En plus d’enchanter les mélomanes du monde entier, l’artiste sénégalais réveille le rêve d’une Afrique plus unie à l’aune de l’histoire.

« Nous, Africains, sommes toujours dépendants des forces internationales. Au Mali, il y a eu des attentats et la France a dû intervenir, car les pays africains qui entourent le Mali et tous les autres n’ont pas réagi », soulève d’emblée Ismaël Lô, invité phare des vingt ans du Festival Gnaoua, à Essaouira, au Maroc, lorsqu’on l’interroge sur l’actualité africaine. Il est comme ça Ismaël Lô : engagé. Né au moment de l’indépendance du Sénégal, l’artiste qui se définit comme panafricaniste est imprégné – et cela s’entend, à travers sa voix légèrement rouillée, vibrante, lorsqu’il roule majestueusement les « r » – et sensible à tout ce qui concerne de près ou de loin l’évolution du continent africain. Depuis 1996 et son tube planétaire « Tajabone » qui l’a vu sacrer meilleur artiste africain, il est l’une des grandes voix du continent dans le monde. À tel point qu’on le surnomme « Le Bob Dylan africain ». Année après année, il continue de défendre en poésie, accompagné de sa guitare et de son célèbre harmonica, les peuples d’Afrique. Le Maroc et le festival d’Essaouira ne pouvaient espérer meilleur représentant pour incarner cette unité africaine tant « rêvée ». De sa musique, son regard sur le passé, et l’actualité continentale, il dit tout, en attendant son nouvel album annoncé pour prochainement. Inch’Allah. Rencontre.

 

C’est la première fois que vous venez au Festival d’Essaouira, pourquoi avoir accepté cette invitation ?

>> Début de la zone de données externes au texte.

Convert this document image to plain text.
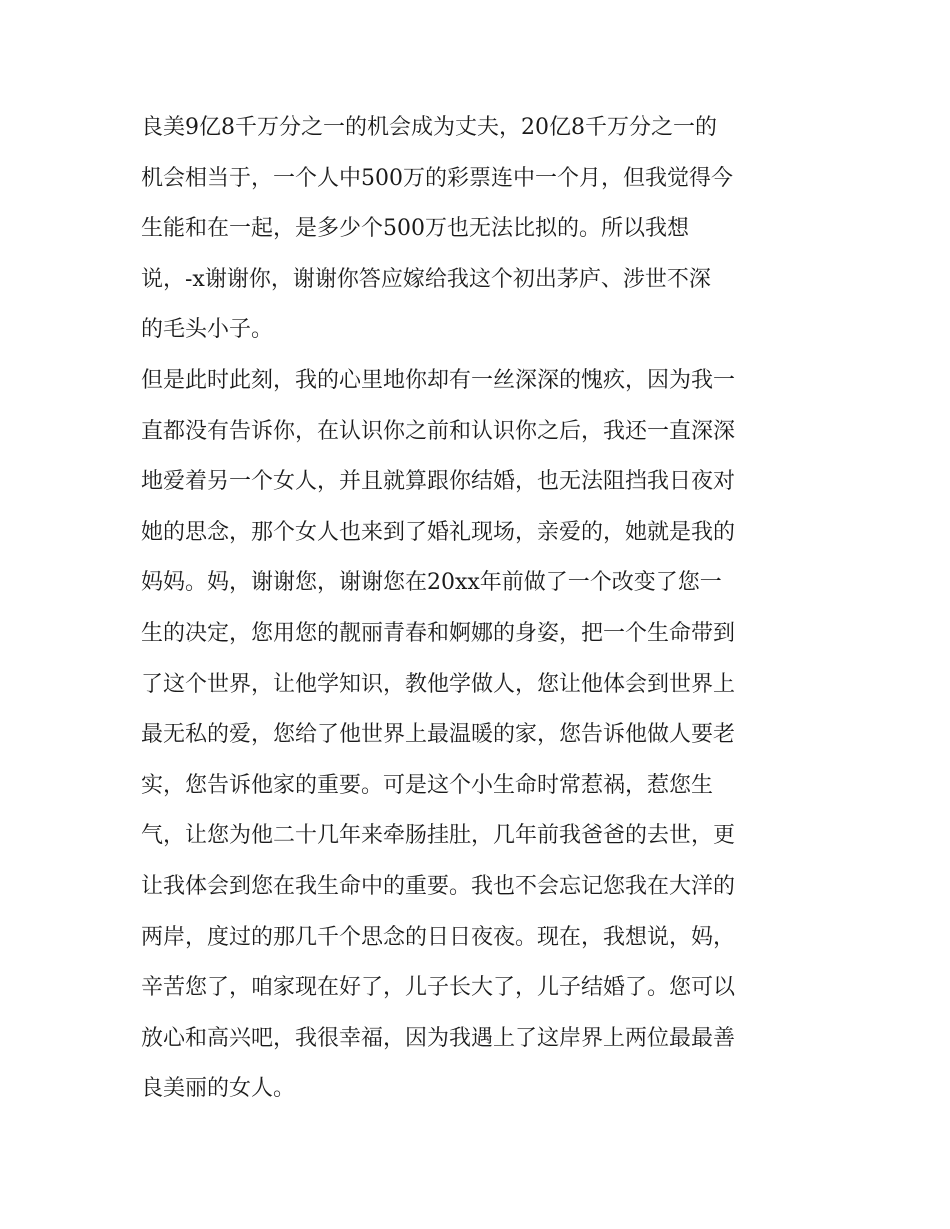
良美9亿8千万分之一的机会成为丈夫，20亿8千万分之一的
机会相当于，一个人中500万的彩票连中一个月，但我觉得今
生能和在一起，是多少个500万也无法比拟的。所以我想
说，-x谢谢你，谢谢你答应嫁给我这个初出茅庐、涉世不深
的毛头小子。
但是此时此刻，我的心里地你却有一丝深深的愧疚，因为我一
直都没有告诉你，在认识你之前和认识你之后，我还一直深深
地爱着另一个女人，并且就算跟你结婚，也无法阻挡我日夜对
她的思念，那个女人也来到了婚礼现场，亲爱的，她就是我的
妈妈。妈，谢谢您，谢谢您在20xx年前做了一个改变了您一
生的决定，您用您的靓丽青春和婀娜的身姿，把一个生命带到
了这个世界，让他学知识，教他学做人，您让他体会到世界上
最无私的爱，您给了他世界上最温暖的家，您告诉他做人要老
实，您告诉他家的重要。可是这个小生命时常惹祸，惹您生
气，让您为他二十几年来牵肠挂肚，几年前我爸爸的去世，更
让我体会到您在我生命中的重要。我也不会忘记您我在大洋的
两岸，度过的那几千个思念的日日夜夜。现在，我想说，妈，
辛苦您了，咱家现在好了，儿子长大了，儿子结婚了。您可以
放心和高兴吧，我很幸福，因为我遇上了这岸界上两位最最善
良美丽的女人。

J’ai été invité à ce festival merveilleux qui se déroule dans cette magnifique ville d’Essaouira, un endroit chargé d’histoire. Je suis honoré qu’on m’ait convié à assister à ce 20e anniversaire pour célébrer les « Gnaoua » au Maroc. Ce pays est un carrefour pour les cultures du monde, et une porte d’entrée pour découvrir les arts africains. Le soleil est au rendez-vous, comme au Sénégal, et le royaume foisonne de richesses culturelles. Il y a beaucoup de festivals au Maroc. J’ai découvert d’autres villes au Maroc, car je suis déjà venu pour d’autres événements, mais Essaouira, c’est une première pour moi, et c’est un plaisir de découvrir cette ville qui donne une impression de déjà vu, le temps semble s’y être arrêté.

Vous vous faites de plus en plus rare sur scène, comment avez-vous abordé ce concert ?

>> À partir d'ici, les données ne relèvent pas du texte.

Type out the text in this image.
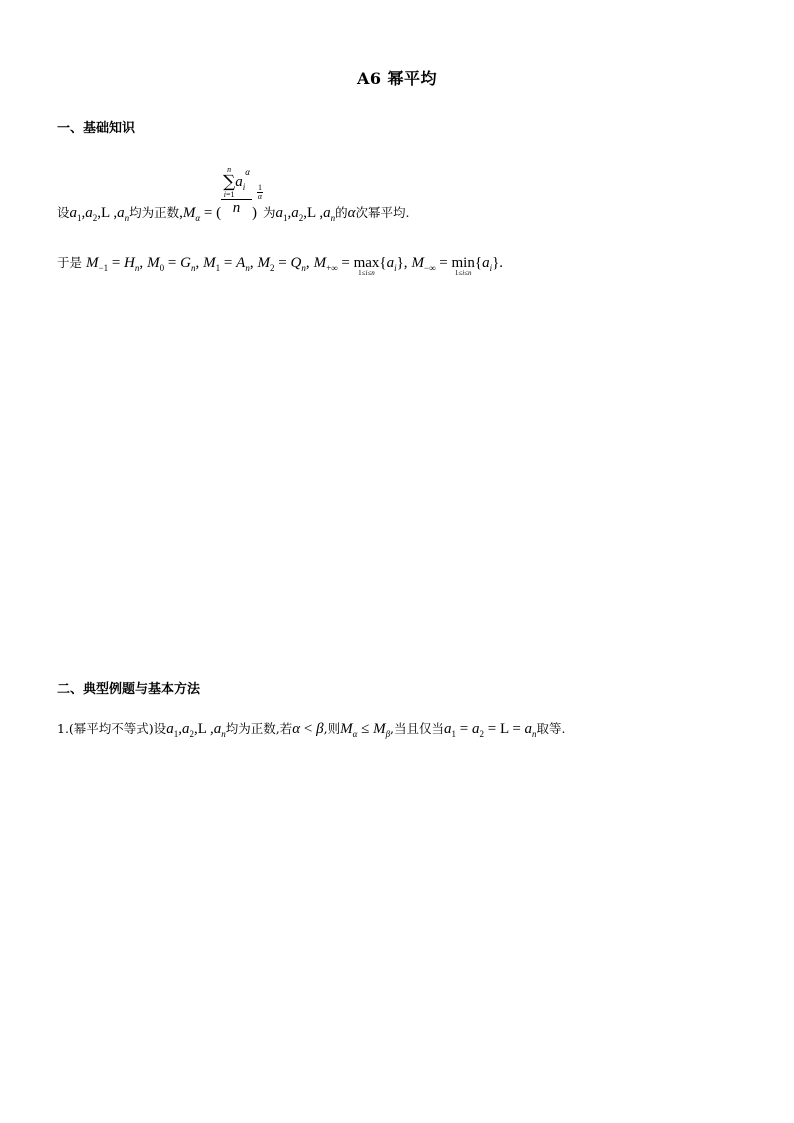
A6 幂平均
一、基础知识
设$a_1,a_2,L$ $,a_n$均为正数$,M_\alpha$ = ( n
∑
i=1
$a_i^\alpha$
n )
$\frac{1}{\alpha}$
为$a_1,a_2,L$ $,a_n$的α次幂平均.
于是 $M_{-1} = H_n$, $M_0 = G_n$, $M_1 = A_n$, $M_2 = Q_n$, $M_{+\infty} = \max$
1≤i≤n
$\{a_i\}$, $M_{-\infty} = \min$
1≤i≤n
$\{a_i\}$.
二、典型例题与基本方法
1.(幂平均不等式)设$a_1,a_2,L$ $,a_n$均为正数,若α < β,则$M_\alpha \le M_\beta$,当且仅当$a_1 = a_2 = L = a_n$取等.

La soirée était incroyable, il y avait une énergie phénoménale, le public a été très réceptif, et j’ai senti que j’avais fait mon travail d’apporter de la joie et du bonheur aux gens. Malheureusement, je n’ai pas pu faire de rappels, car le temps était limité. J’ai l’habitude d’en faire 4 ou 5, mais j’ai été obligé d’arrêter à mon grand regret, car on m’a indiqué que c’était la fin du concert.

Vous avez été sacré meilleur artiste en 1996 et êtes surnommé « le Bob Dylan Africain ». Pourtant vous n’avez jamais eu de disque d’or, comment l’expliquez-vous ?

C’est juste un prix. Ce qui est important, c’est le sentiment que le public vous procure quand vous avez fait du bon travail, et cela vaut toutes les récompenses du monde. Un disque d’or, c’est 100 000 ventes de disques en 3 mois. Moi, j’ai vendu beaucoup de disques dans le monde, mais pour avoir cette distinction, il faut un certain nombre de disques sur une période donnée. Cela ne s’est pas fait, mais ce n’est pas important. Je ne suis pas attristé ni obnubilé par ces prix, l’important est de faire carrière et de ne pas décevoir son public.

Il paraît que vous vous êtes retiré de la musique, pour faire du bricolage, du jardinage, et aider votre femme dans la gestion de son école maternelle… ?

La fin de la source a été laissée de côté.